Diagnosis and Treatment of Primary Adrenal Insufficiency: An Endocrine Society Clinical Practice Guideline

Abstract

Objective: This clinical practice guideline addresses the diagnosis and treatment of primary adrenal insufficiency.

Participants: The Task Force included a chair, selected by The Clinical Guidelines Subcommittee of the Endocrine Society, eight additional clinicians experienced with the disease, a methodologist, and a medical writer. The co-sponsoring associations (European Society of Endocrinology and the American Association for Clinical Chemistry) had participating members. The Task Force received no corporate funding or remuneration in connection with this review.

Evidence: This evidence-based guideline was developed using the Grading of Recommendations, Assessment, Development, and Evaluation (GRADE) system to determine the strength of recommendations and the quality of evidence.

Consensus process: The evidence used to formulate recommendations was derived from two commissioned systematic reviews as well as other published systematic reviews and studies identified by the Task Force. The guideline was reviewed and approved sequentially by the Endocrine Society's Clinical Guidelines Subcommittee and Clinical Affairs Core Committee, members responding to a web posting, and the Endocrine Society Council. At each stage, the Task Force incorporated changes in response to written comments.
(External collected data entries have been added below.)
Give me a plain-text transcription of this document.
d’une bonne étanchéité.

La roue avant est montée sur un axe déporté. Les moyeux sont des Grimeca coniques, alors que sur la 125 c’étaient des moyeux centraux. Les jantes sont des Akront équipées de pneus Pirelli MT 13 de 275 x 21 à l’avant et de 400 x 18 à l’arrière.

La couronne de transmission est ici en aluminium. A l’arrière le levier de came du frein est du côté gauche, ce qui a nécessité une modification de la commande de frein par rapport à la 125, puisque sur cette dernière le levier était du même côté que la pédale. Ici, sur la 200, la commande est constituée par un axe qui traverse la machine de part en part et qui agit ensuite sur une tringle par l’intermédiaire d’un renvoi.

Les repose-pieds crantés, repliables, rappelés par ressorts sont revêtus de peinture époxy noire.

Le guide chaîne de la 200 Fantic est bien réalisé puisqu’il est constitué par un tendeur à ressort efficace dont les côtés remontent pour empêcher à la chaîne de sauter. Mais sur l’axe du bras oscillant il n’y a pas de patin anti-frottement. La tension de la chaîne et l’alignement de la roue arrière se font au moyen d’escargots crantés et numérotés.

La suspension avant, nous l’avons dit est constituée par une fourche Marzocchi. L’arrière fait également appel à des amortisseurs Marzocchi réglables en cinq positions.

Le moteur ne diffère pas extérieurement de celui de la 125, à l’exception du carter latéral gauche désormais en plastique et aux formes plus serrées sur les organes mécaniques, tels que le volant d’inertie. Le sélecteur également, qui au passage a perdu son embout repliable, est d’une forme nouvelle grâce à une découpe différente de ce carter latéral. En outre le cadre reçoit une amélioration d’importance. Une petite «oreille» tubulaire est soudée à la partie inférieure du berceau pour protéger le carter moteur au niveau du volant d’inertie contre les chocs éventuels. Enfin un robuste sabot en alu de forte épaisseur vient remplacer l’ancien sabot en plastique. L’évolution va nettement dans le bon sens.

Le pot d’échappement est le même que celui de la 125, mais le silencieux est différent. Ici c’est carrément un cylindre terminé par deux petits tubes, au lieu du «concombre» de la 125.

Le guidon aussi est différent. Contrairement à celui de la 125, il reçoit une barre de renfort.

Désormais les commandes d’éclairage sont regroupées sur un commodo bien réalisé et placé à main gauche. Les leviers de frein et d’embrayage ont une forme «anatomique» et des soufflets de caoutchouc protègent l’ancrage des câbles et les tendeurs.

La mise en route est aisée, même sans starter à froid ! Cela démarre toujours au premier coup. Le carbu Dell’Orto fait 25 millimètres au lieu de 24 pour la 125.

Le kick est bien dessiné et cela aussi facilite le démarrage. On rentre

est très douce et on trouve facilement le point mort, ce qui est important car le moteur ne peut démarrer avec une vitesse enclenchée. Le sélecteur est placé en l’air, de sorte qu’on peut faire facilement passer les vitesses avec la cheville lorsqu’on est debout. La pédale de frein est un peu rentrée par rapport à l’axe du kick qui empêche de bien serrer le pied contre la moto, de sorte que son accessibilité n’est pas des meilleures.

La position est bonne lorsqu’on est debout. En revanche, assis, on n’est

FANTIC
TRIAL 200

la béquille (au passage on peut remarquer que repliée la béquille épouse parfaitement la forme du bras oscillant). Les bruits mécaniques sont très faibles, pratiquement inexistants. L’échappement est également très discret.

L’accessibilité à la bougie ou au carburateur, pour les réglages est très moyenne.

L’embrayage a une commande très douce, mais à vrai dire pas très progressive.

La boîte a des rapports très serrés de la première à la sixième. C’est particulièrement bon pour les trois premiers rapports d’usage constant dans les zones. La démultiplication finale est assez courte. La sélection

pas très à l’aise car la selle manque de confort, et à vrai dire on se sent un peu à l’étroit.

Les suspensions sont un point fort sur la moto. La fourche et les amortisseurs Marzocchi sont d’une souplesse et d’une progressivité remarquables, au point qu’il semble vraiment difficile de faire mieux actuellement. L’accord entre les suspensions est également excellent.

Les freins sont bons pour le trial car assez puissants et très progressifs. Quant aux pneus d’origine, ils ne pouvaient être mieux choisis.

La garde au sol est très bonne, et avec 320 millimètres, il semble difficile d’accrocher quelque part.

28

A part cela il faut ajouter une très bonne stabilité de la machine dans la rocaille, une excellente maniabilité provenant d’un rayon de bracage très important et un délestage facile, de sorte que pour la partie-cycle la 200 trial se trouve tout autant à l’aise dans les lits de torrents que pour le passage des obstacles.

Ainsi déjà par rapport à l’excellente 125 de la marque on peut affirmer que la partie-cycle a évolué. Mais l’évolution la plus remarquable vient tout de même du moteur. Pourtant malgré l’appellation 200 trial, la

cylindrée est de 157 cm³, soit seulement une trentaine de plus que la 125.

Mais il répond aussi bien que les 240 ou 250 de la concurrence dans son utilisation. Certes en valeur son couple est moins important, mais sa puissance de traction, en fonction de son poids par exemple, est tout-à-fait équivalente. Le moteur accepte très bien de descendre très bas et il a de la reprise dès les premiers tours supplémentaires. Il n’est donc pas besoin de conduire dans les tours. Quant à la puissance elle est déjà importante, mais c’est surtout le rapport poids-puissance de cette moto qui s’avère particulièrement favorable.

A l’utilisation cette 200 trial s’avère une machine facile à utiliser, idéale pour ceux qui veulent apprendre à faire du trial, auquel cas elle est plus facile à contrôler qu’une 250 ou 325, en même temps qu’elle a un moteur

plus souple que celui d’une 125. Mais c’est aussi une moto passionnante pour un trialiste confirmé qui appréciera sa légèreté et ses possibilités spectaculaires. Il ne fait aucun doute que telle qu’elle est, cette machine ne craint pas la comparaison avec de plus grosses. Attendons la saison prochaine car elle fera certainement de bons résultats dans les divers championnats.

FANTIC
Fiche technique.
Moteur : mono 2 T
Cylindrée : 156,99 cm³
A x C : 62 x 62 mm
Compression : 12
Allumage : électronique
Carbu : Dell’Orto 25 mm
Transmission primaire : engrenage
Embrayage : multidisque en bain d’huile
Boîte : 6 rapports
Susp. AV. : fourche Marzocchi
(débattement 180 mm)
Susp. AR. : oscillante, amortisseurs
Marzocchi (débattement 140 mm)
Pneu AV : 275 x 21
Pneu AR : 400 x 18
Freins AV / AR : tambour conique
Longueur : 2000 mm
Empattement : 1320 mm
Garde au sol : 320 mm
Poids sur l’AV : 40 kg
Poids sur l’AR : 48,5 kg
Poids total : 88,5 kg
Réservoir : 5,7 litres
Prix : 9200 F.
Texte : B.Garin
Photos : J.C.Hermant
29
Conclusions: We recommend diagnostic tests for the exclusion of primary adrenal insufficiency in all patients with indicative clinical symptoms or signs. In particular, we suggest a low diagnostic (and therapeutic) threshold in acutely ill patients, as well as in patients with predisposing factors. This is also recommended for pregnant women with unexplained persistent nausea, fatigue, and hypotension. We recommend a short corticotropin test (250 μg) as the "gold standard" diagnostic tool to establish the diagnosis. If a short corticotropin test is not possible in the first instance, we recommend an initial screening procedure comprising the measurement of morning plasma ACTH and cortisol levels. Diagnosis of the underlying cause should include a validated assay of autoantibodies against 21-hydroxylase. In autoantibody-negative individuals, other causes should be sought. We recommend once-daily fludrocortisone (median, 0.1 mg) and hydrocortisone (15-25 mg/d) or cortisone acetate replacement (20-35 mg/d) applied in two to three daily doses in adults. In children, hydrocortisone (∼8 mg/m(2)/d) is recommended. Patients should be educated about stress dosing and equipped with a steroid card and glucocorticoid preparation for parenteral emergency administration. Follow-up should aim at monitoring appropriate dosing of corticosteroids and associated autoimmune diseases, particularly autoimmune thyroid disease.

Figure 1.

Algorithm for the diagnostic approach to the patient with PAI. The most common causes of PAI are autoimmune destruction of the adrenal cortex in adults and CAH in children. These etiologies can be screened for using 21-hydroxylase antibodies and a baseline serum 17-hydroxyprogesterone level. Males with negative 21-hydroxylase antibodies should be tested for adrenoleukodystrophy with plasma VLCFAs. If these diagnoses are excluded, a CT scan of the adrenals may reveal evidence of adrenal infiltrative processes or metastases. The individual's clinical picture and family history may render some steps in the algorithm redundant or suggest specific genetic syndromes. The latter includes subtypes of autoimmune polyglandular syndromes or specific rare genetic disorders where adrenal failure is part of a broader phenotype. A list of differential diagnoses is provided in Table 2. AHC, adrenal hypoplasia congenita; AI, adrenal insufficiency; VLCFA, very long chain fatty acid. ^a 17-OH-progesterone >1000 ng/dL is diagnostic for 21-OH deficiency (14). ^b VLCFA should be measured in the initial evaluation of preadolescent boys. [Adapted from E. S. Husebye, et al: Consensus statement on the diagnosis, treatment and follow-up of patients with primary adrenal insufficiency. J Intern Med. 2014;275:104–115 (181), with permission. © John Wiley & Sons, Inc.]